Скупой свет выхватил из мрака замечательную картину – заспанные, лохматые школяры, жмущиеся к стенам или шарящие руками в поисках нарушителей покоя, и двое сцепившихся друзей. Они катались по полу, не обращая внимания на появление наставника, стараясь нанести друг другу по возможности больший урон. Мэтр Арно, не тратя понапрасну слов, прошел прямо к пыхтящему и сквернословящему клубку, взял друзей за шкирку и потащил вон из комнаты. Выставив их за дверь, он приказал:

– А ну-ка, уймитесь! Вояки… До утра простоите у меня под окном, а чуть свет – на исповедь к отцу Тома! Уж он вам покажет.

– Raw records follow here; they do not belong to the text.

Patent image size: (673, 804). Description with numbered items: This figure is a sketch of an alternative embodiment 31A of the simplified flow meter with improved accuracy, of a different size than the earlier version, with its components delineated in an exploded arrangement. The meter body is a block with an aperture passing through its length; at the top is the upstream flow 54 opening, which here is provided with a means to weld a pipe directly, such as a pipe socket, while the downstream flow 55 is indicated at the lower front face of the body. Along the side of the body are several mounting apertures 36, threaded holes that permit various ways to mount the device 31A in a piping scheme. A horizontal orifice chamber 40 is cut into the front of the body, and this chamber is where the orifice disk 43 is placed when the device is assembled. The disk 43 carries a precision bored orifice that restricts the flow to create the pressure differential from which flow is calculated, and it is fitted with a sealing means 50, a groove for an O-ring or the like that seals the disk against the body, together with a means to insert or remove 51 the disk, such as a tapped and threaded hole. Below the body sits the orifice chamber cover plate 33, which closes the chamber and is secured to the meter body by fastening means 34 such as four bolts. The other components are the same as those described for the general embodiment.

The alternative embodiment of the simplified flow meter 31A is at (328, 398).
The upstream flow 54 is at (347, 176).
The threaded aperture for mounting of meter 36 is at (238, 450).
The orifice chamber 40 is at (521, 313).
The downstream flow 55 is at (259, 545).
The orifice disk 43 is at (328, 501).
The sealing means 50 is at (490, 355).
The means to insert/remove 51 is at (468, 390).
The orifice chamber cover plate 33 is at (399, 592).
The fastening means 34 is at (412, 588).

Через полчаса в доме все спали, кроме выставленных в отрезвляющую прохладу ночи и мэтра Арно, прислушивающегося к их шепоту.

– Да ты чего так взъелся, брат?! – Бернар уже отошел от упоения дракой, и голос его полнился обидой и удивлением.

– А то! Тебе что, девок мало? Ползамка уж осчастливил! И как только успеваешь! – Гильем не утешал и не извинялся, он совершенно искренне негодовал.

– А так и успеваю! – буркнул Бернар. – Тебе-то что! Завидно, что ли?..

– Так зачем брать подлостью, если то же самое тебе отдадут с радостью?!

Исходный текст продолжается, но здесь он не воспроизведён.